Named after the heroic warrior queen of the ancient British Iceni tribe, the 800-passenger Boudicca is a regal ship with an unpretentious, multicultural blend of English and Norwegian styles, mostly Filipino staff, and Scandinavian officers. Comfortable and offering adequate food and facilities, the vessel has been refitted multiple times, but at over 30 years, it's beginning to show signs of age and diminishing standards. Cutbacks in food variety, paper napkins, packaged condiments, crowded buffets, and overloaded boats are not royal by any means. If you can manage the creaking joints and churning engines, hop aboard to enjoy a traditional cruising experience—delightful lounges, teak promenade decks, and wheelchair-accessible cabins are a plus.

Built for luxurious, long-distance cruises and refitted in 2006, Boudicca retains much of her grace and style. As on sister ship Black Watch, passengers have plenty of space on deck and inside, as well as two swimming pools, a large fitness center, and spa. Like her sister ship, she has an Observatory lounge high atop the ship to supplement the art deco Lido Lounge, a popular spot for leisurely drinks, conversation, and dancing. Budding artists enjoy the Crafts Room where hands-on activity sessions are held.

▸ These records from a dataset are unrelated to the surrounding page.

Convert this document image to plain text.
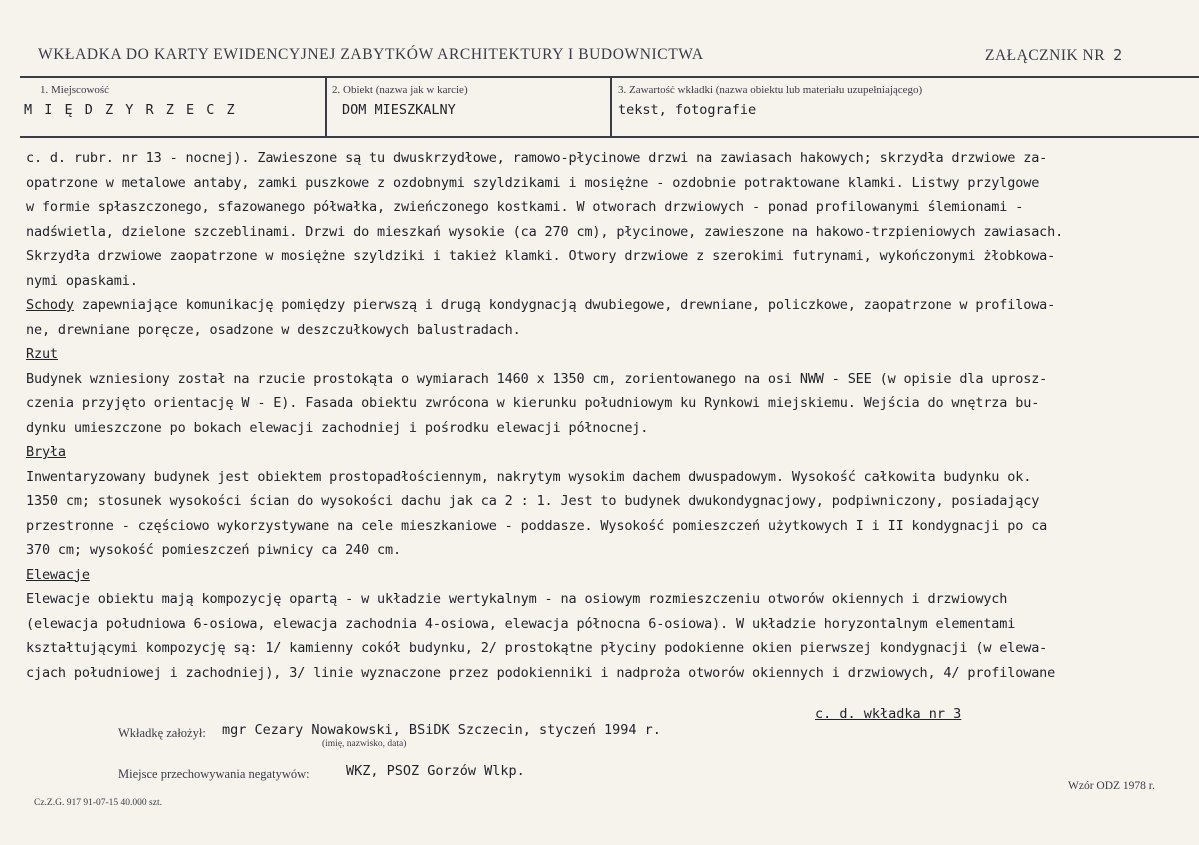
WKŁADKA DO KARTY EWIDENCYJNEJ ZABYTKÓW ARCHITEKTURY I BUDOWNICTWA	ZAŁĄCZNIK NR 2
1. Miejscowość
M I Ę D Z Y R Z E C Z
2. Obiekt (nazwa jak w karcie)
DOM MIESZKALNY
3. Zawartość wkładki (nazwa obiektu lub materiału uzupełniającego)
tekst, fotografie
c. d. rubr. nr 13 - nocnej). Zawieszone są tu dwuskrzydłowe, ramowo-płycinowe drzwi na zawiasach hakowych; skrzydła drzwiowe za-
opatrzone w metalowe antaby, zamki puszkowe z ozdobnymi szyldzikami i mosiężne - ozdobnie potraktowane klamki. Listwy przylgowe
w formie spłaszczonego, sfazowanego półwałka, zwieńczonego kostkami. W otworach drzwiowych - ponad profilowanymi ślemionami -
nadświetla, dzielone szczeblinami. Drzwi do mieszkań wysokie (ca 270 cm), płycinowe, zawieszone na hakowo-trzpieniowych zawiasach.
Skrzydła drzwiowe zaopatrzone w mosiężne szyldziki i takież klamki. Otwory drzwiowe z szerokimi futrynami, wykończonymi żłobkowa-
nymi opaskami.
Schody zapewniające komunikację pomiędzy pierwszą i drugą kondygnacją dwubiegowe, drewniane, policzkowe, zaopatrzone w profilowa-
ne, drewniane poręcze, osadzone w deszczułkowych balustradach.
Rzut
Budynek wzniesiony został na rzucie prostokąta o wymiarach 1460 x 1350 cm, zorientowanego na osi NWW - SEE (w opisie dla uprosz-
czenia przyjęto orientację W - E). Fasada obiektu zwrócona w kierunku południowym ku Rynkowi miejskiemu. Wejścia do wnętrza bu-
dynku umieszczone po bokach elewacji zachodniej i pośrodku elewacji północnej.
Bryła
Inwentaryzowany budynek jest obiektem prostopadłościennym, nakrytym wysokim dachem dwuspadowym. Wysokość całkowita budynku ok.
1350 cm; stosunek wysokości ścian do wysokości dachu jak ca 2 : 1. Jest to budynek dwukondygnacjowy, podpiwniczony, posiadający
przestronne - częściowo wykorzystywane na cele mieszkaniowe - poddasze. Wysokość pomieszczeń użytkowych I i II kondygnacji po ca
370 cm; wysokość pomieszczeń piwnicy ca 240 cm.
Elewacje
Elewacje obiektu mają kompozycję opartą - w układzie wertykalnym - na osiowym rozmieszczeniu otworów okiennych i drzwiowych
(elewacja południowa 6-osiowa, elewacja zachodnia 4-osiowa, elewacja północna 6-osiowa). W układzie horyzontalnym elementami
kształtującymi kompozycję są: 1/ kamienny cokół budynku, 2/ prostokątne płyciny podokienne okien pierwszej kondygnacji (w elewa-
cjach południowej i zachodniej), 3/ linie wyznaczone przez podokienniki i nadproża otworów okiennych i drzwiowych, 4/ profilowane
c. d. wkładka nr 3
Wkładkę założył: mgr Cezary Nowakowski, BSiDK Szczecin, styczeń 1994 r.
(imię, nazwisko, data)
Miejsce przechowywania negatywów:	WKZ, PSOZ Gorzów Wlkp.
Cz.Z.G. 917 91-07-15 40.000 szt.
Wzór ODZ 1978 r.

Spacious, yet intimate in scale, appropriate British historical themes are followed in each public room, lounge, and restaurant, which were designed to mimic the mood of fleetmate Black Watch. The overall feeling on Boudicca is one of comfort and tranquility; however, there is a well-equipped fitness center on board with everything from treadmills, rowing machines, and weights for energetic passengers to ballroom dancing lessons and aerobics classes, a golf net for swing practice, and a swimming pool featuring Swimex machines for swimming against the current.